On 19 May 1924, Beatrice Harrison broadcast a BBC radio programme in which she played the cello in her garden in Oxted, Surrey, alongside singing nightingales, attracted by her cello music. This was the BBC's first ever outside broadcast. The duet was celebrated 90 years on by the violinist Janet Welsh in Lincolnshire. The philosopher and jazz musician David Rothenberg similarly played an impromptu duet in March 2000 with a laughingthrush at the National Aviary in Pittsburgh. In the wild, male and female laughingthrushes sing complex duets, so "jamming" with a human clarinet player exploits the bird's natural behaviour. The duet inspired Rothenberg's 2005 book Why Birds Sing. Rothenberg has also recorded a duet with an Australian lyrebird. In Why Birds Sing, Rothenberg claims that birds vocalize traditional scales used in human music. He argues that birds like the hermit thrush sing on the pentatonic scale, while the wood thrush sings on the diatonic scale, as evidence that birdsong not only sounds like music, but is music in a human sense. Rothenberg's ideas were explored in a 2006 BBC documentary with the same title as the book. The claim that birds use fixed musical intervals, as on a scale, is however contradicted by a 2012 study led by the ecologist Marcelo Araya-Salas. It showed that of 243 samples of the nightingale wren's song, only 6 matched the intervals used in scales.

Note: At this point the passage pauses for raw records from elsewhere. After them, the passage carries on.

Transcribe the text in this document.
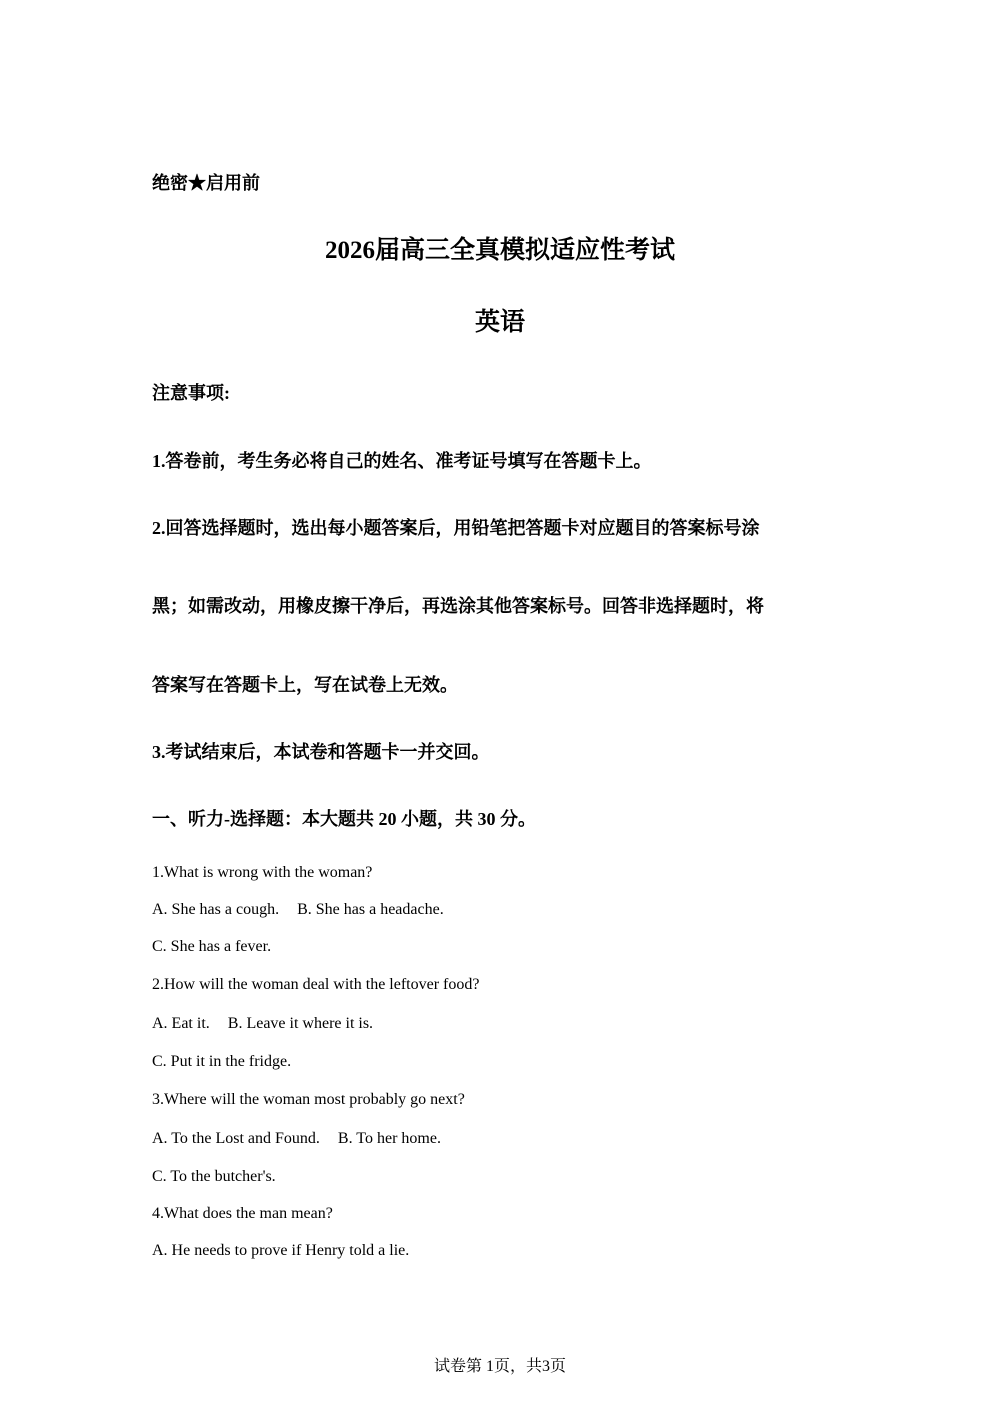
绝密★启用前
2026届高三全真模拟适应性考试
英语
注意事项:
1.答卷前，考生务必将自己的姓名、准考证号填写在答题卡上。
2.回答选择题时，选出每小题答案后，用铅笔把答题卡对应题目的答案标号涂
黑；如需改动，用橡皮擦干净后，再选涂其他答案标号。回答非选择题时，将
答案写在答题卡上，写在试卷上无效。
3.考试结束后，本试卷和答题卡一并交回。
一、听力-选择题：本大题共 20 小题，共 30 分。
1.What is wrong with the woman?
A. She has a cough. B. She has a headache.
C. She has a fever.
2.How will the woman deal with the leftover food?
A. Eat it. B. Leave it where it is.
C. Put it in the fridge.
3.Where will the woman most probably go next?
A. To the Lost and Found. B. To her home.
C. To the butcher's.
4.What does the man mean?
A. He needs to prove if Henry told a lie.
试卷第 1页，共3页
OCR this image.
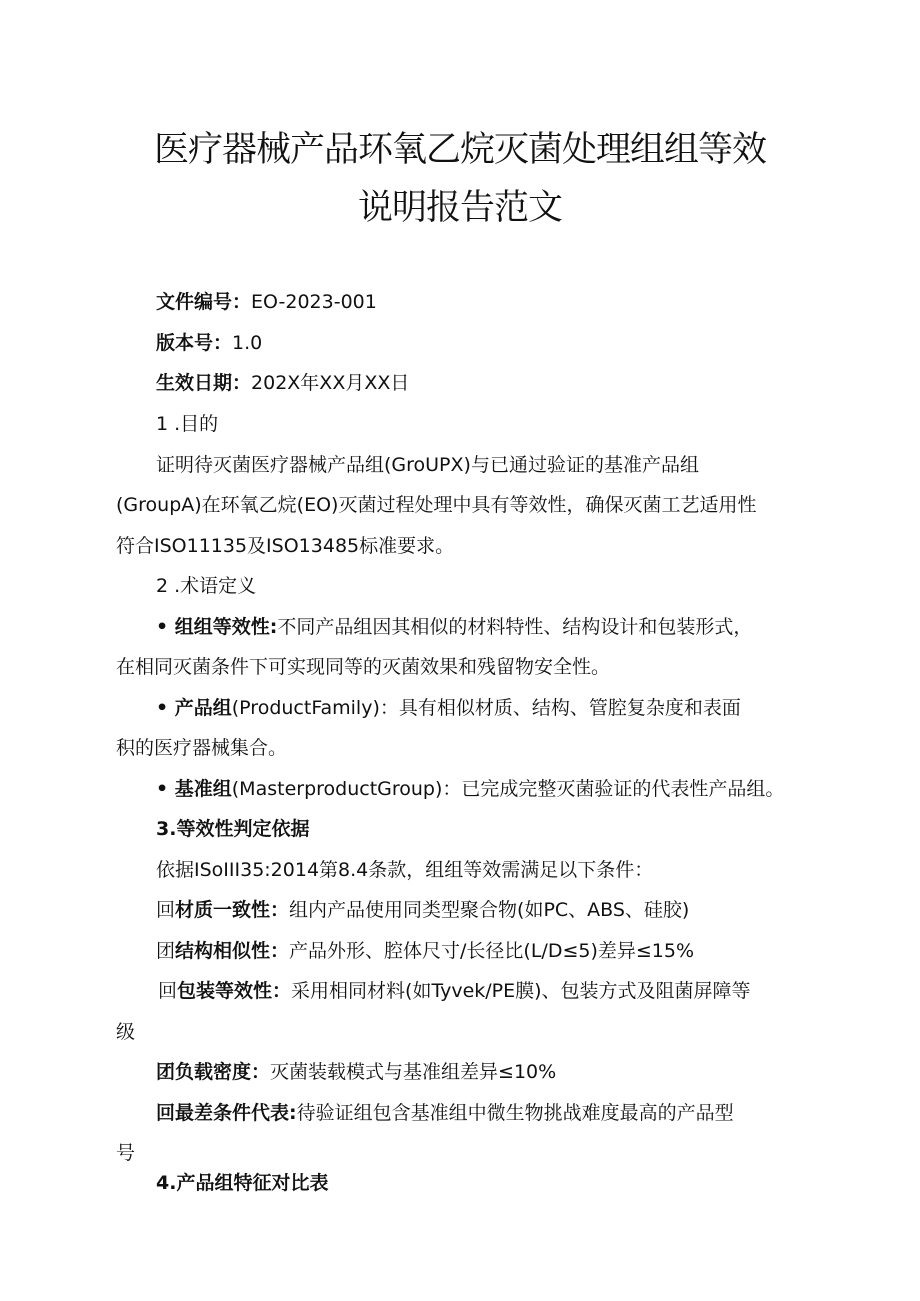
医疗器械产品环氧乙烷灭菌处理组组等效
说明报告范文

文件编号：EO-2023-001

版本号：1.0

生效日期：202X年XX月XX日

1 .目的

证明待灭菌医疗器械产品组(GroUPX)与已通过验证的基准产品组

(GroupA)在环氧乙烷(EO)灭菌过程处理中具有等效性，确保灭菌工艺适用性

符合ISO11135及ISO13485标准要求。

2 .术语定义

• 组组等效性:不同产品组因其相似的材料特性、结构设计和包装形式，

在相同灭菌条件下可实现同等的灭菌效果和残留物安全性。

• 产品组(ProductFamily)：具有相似材质、结构、管腔复杂度和表面

积的医疗器械集合。

• 基准组(MasterproductGroup)：已完成完整灭菌验证的代表性产品组。

3.等效性判定依据

依据ISoIII35:2014第8.4条款，组组等效需满足以下条件：

回材质一致性：组内产品使用同类型聚合物(如PC、ABS、硅胶)

团结构相似性：产品外形、腔体尺寸/长径比(L/D≤5)差异≤15%

回包装等效性：采用相同材料(如Tyvek/PE膜)、包装方式及阻菌屏障等

级

团负载密度：灭菌装载模式与基准组差异≤10%

回最差条件代表:待验证组包含基准组中微生物挑战难度最高的产品型

号

4.产品组特征对比表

has an elaborate song with musical qualities.
Luis Felipe Baptista and Robin A. Keister argued in a 2005 paper "Why Birdsong is Sometimes Like Music" that the way birds use variations of rhythm, relationships of musical pitch, and combinations of notes can resemble music. They consider the theory that birds sometimes exploit variation in song to avoid monotony. They survey bird families that habitually borrow phrases or sounds from other species; the European starling is a well-studied borrower, and it is possible that the species inspired a Mozart piece.
Adam Tierney and colleagues argued in a 2011 paper that the similar motor constraints on human and avian song drive these to have similar song structures, including "arch-shaped and descending melodic contours in musical phrases", long notes at the ends of phrases, and typically small differences in pitch between adjacent notes. They excluded birds like the European starling which use many buzzing or clicking noises that are inharmonic, working instead with birds with a strong pitch structure like the field sparrow Spizella pusilla, the Eurasian treecreeper Certhia familiaris and the summer tanager, Piranga rubra.
Hollis Taylor argued in her 2017 book that the vocalizations of the pied butcherbird are music, rebutting musicological objections to this in detail. This was accompanied by birdsong-based "compositions" based on avian transcriptions, paired with field recordings from the Australian outback.